Prices rose faster for producers than consumers last month, suggesting that U.S. importers may, for now, be eating the cost of Trump’s tariffs rather than passing them on to customers.

That may not last.

“It will only be a matter of time before producers pass their higher tariff-related costs onto the backs of inflation-weary consumers,” wrote Christopher Rupkey, chief economist at fwdbonds, a financial markets research firm.

Excluding volatile food and energy prices, so-called core producer prices rose 0.9% from June, biggest month-over-month jump since March 2022. Compared with a year ago, core wholesale prices rose 3.7% after posting a 2.6% year-over-year jump in June.

The wholesale inflation report two days after the Labor Department reported that consumer prices rose 2.7% last month from July 2024, same as the previous month and up from a post-pandemic low of 2.3% in April. Core consumer prices rose 3.1%, up from 2.9% in June. Both figures are above the Federal Reserve’s 2% target.
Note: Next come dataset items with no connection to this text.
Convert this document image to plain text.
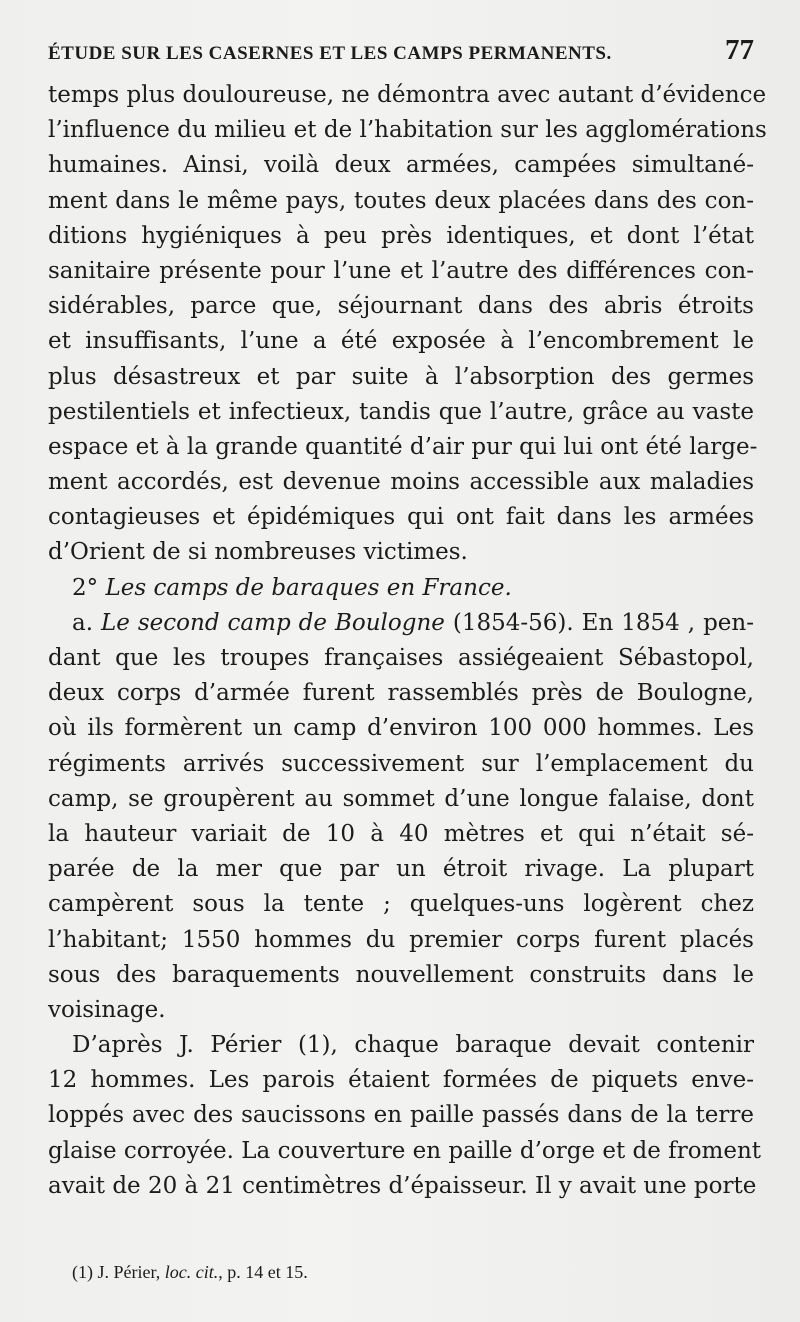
ÉTUDE SUR LES CASERNES ET LES CAMPS PERMANENTS.	77
temps plus douloureuse, ne démontra avec autant d’évidence
l’influence du milieu et de l’habitation sur les agglomérations
humaines. Ainsi, voilà deux armées, campées simultané-
ment dans le même pays, toutes deux placées dans des con-
ditions hygiéniques à peu près identiques, et dont l’état
sanitaire présente pour l’une et l’autre des différences con-
sidérables, parce que, séjournant dans des abris étroits
et insuffisants, l’une a été exposée à l’encombrement le
plus désastreux et par suite à l’absorption des germes
pestilentiels et infectieux, tandis que l’autre, grâce au vaste
espace et à la grande quantité d’air pur qui lui ont été large-
ment accordés, est devenue moins accessible aux maladies
contagieuses et épidémiques qui ont fait dans les armées
d’Orient de si nombreuses victimes.
2° Les camps de baraques en France.
a. Le second camp de Boulogne (1854-56). En 1854 , pen-
dant que les troupes françaises assiégeaient Sébastopol,
deux corps d’armée furent rassemblés près de Boulogne,
où ils formèrent un camp d’environ 100 000 hommes. Les
régiments arrivés successivement sur l’emplacement du
camp, se groupèrent au sommet d’une longue falaise, dont
la hauteur variait de 10 à 40 mètres et qui n’était sé-
parée de la mer que par un étroit rivage. La plupart
campèrent sous la tente ; quelques-uns logèrent chez
l’habitant; 1550 hommes du premier corps furent placés
sous des baraquements nouvellement construits dans le
voisinage.
D’après J. Périer (1), chaque baraque devait contenir
12 hommes. Les parois étaient formées de piquets enve-
loppés avec des saucissons en paille passés dans de la terre
glaise corroyée. La couverture en paille d’orge et de froment
avait de 20 à 21 centimètres d’épaisseur. Il y avait une porte
(1) J. Périer, loc. cit., p. 14 et 15.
The new numbers suggest that slowing rent increases and cheaper gas are at least partly offsetting the impacts of Trump’s tariffs. Many businesses are also likely still absorbing much of the cost of the duties instead of passing them along to customers via higher prices.

Wholesale prices can offer an early look at where consumer inflation might be headed. Economists also watch it because some of its components, notably measures of health care and financial services, flow into the Federal Reserve’s preferred inflation gauge — the personal consumption expenditures, or PCE, index.